Wayfair targeted remote workers in layoffs of 13% of its staff, The Wall Street Journal reported.
The Wayfair job cuts follow return-to-office mandates from the likes of Goldman Sachs and Meta.
Remote workers are in the crosshairs once more.
A bunch of executives at the e-commerce firm Wayfair singled out remote workers as the ones who were more likely to have been laid off in a fresh round of cuts, The Wall Street Journal reported.
The layoffs, which affected 13% of its workforce, or about 1,650 employees, were announced on Friday, weeks after its CEO Niraj Shah sent a memo to staff telling them to work harder.
"Working long hours, being responsive, blending work and life, is not anything to shy away from. There is not a lot of history of laziness being rewarded with success," Shah wrote in the memo.

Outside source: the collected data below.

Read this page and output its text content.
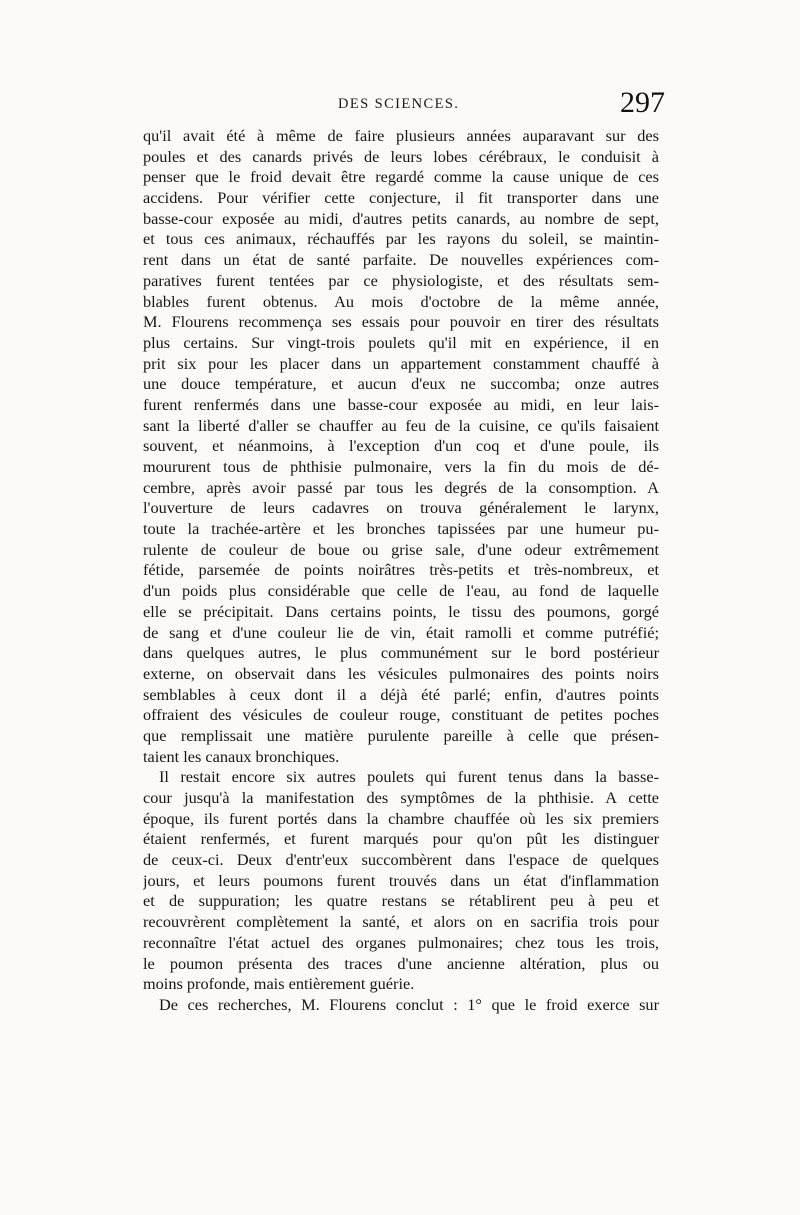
DES SCIENCES.	297
qu'il avait été à même de faire plusieurs années auparavant sur des
poules et des canards privés de leurs lobes cérébraux, le conduisit à
penser que le froid devait être regardé comme la cause unique de ces
accidens. Pour vérifier cette conjecture, il fit transporter dans une
basse-cour exposée au midi, d'autres petits canards, au nombre de sept,
et tous ces animaux, réchauffés par les rayons du soleil, se maintin-
rent dans un état de santé parfaite. De nouvelles expériences com-
paratives furent tentées par ce physiologiste, et des résultats sem-
blables furent obtenus. Au mois d'octobre de la même année,
M. Flourens recommença ses essais pour pouvoir en tirer des résultats
plus certains. Sur vingt-trois poulets qu'il mit en expérience, il en
prit six pour les placer dans un appartement constamment chauffé à
une douce température, et aucun d'eux ne succomba; onze autres
furent renfermés dans une basse-cour exposée au midi, en leur lais-
sant la liberté d'aller se chauffer au feu de la cuisine, ce qu'ils faisaient
souvent, et néanmoins, à l'exception d'un coq et d'une poule, ils
moururent tous de phthisie pulmonaire, vers la fin du mois de dé-
cembre, après avoir passé par tous les degrés de la consomption. A
l'ouverture de leurs cadavres on trouva généralement le larynx,
toute la trachée-artère et les bronches tapissées par une humeur pu-
rulente de couleur de boue ou grise sale, d'une odeur extrêmement
fétide, parsemée de points noirâtres très-petits et très-nombreux, et
d'un poids plus considérable que celle de l'eau, au fond de laquelle
elle se précipitait. Dans certains points, le tissu des poumons, gorgé
de sang et d'une couleur lie de vin, était ramolli et comme putréfié;
dans quelques autres, le plus communément sur le bord postérieur
externe, on observait dans les vésicules pulmonaires des points noirs
semblables à ceux dont il a déjà été parlé; enfin, d'autres points
offraient des vésicules de couleur rouge, constituant de petites poches
que remplissait une matière purulente pareille à celle que présen-
taient les canaux bronchiques.
Il restait encore six autres poulets qui furent tenus dans la basse-
cour jusqu'à la manifestation des symptômes de la phthisie. A cette
époque, ils furent portés dans la chambre chauffée où les six premiers
étaient renfermés, et furent marqués pour qu'on pût les distinguer
de ceux-ci. Deux d'entr'eux succombèrent dans l'espace de quelques
jours, et leurs poumons furent trouvés dans un état d'inflammation
et de suppuration; les quatre restans se rétablirent peu à peu et
recouvrèrent complètement la santé, et alors on en sacrifia trois pour
reconnaître l'état actuel des organes pulmonaires; chez tous les trois,
le poumon présenta des traces d'une ancienne altération, plus ou
moins profonde, mais entièrement guérie.
De ces recherches, M. Flourens conclut : 1° que le froid exerce sur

Wayfair said the purpose of the restructuring was to "establish a healthy foundation for growth."
"One of the outcomes of that work was that a number of workers, including some remote employees, ended up without roles," a Wayfair spokesperson said.
"While we fundamentally believe our best work is done in person, we will continue to have remote roles in areas where they make sense."
The targeting of remote workers will come as little surprise for many, given the ugly battle that's been raging over remote work in recent months.
Employees latching onto pandemic-era working habits that afford flexibility and improved work-life balance have faced growing calls from CEOs to get back into the office amid fears that their productivity is lacking.
Some bosses have disparaged remote workers, with Elon Musk referring to "laptop classes living in la la land" and calling out remote working as "morally wrong." Others have raised concerns that people are doing second jobs and other side hustles during working hours.
Remote workers, meanwhile, have put up a resistance to aggressive return-to-office mandates issued over the past year.
Goldman Sachs CEO David Solomon has demanded employees be back in the office five days a week. Meta and Amazon have threatened workers who refuse their RTO mandates with poor performance reviews and termination.
Companies that have made layoffs since the start of this year — such as Google, eBay, and Discord — have cited efficiency gains as a key reason for letting workers go. Many companies that over-hired during the pandemic have turned to artificial intelligence as a replacement.
But the Wayfair layoffs are a reminder that remote workers are in grave danger if their managers don't believe they're putting in the hours away from the office.
The billionaire hedge-fund manager and Citadel founder Ken Griffin said as much last year after warning that "the cultural or social contract that holds people together in a company is unquestionably weaker" in a work-from-home environment.
Many remote workers will be feeling more vulnerable than ever.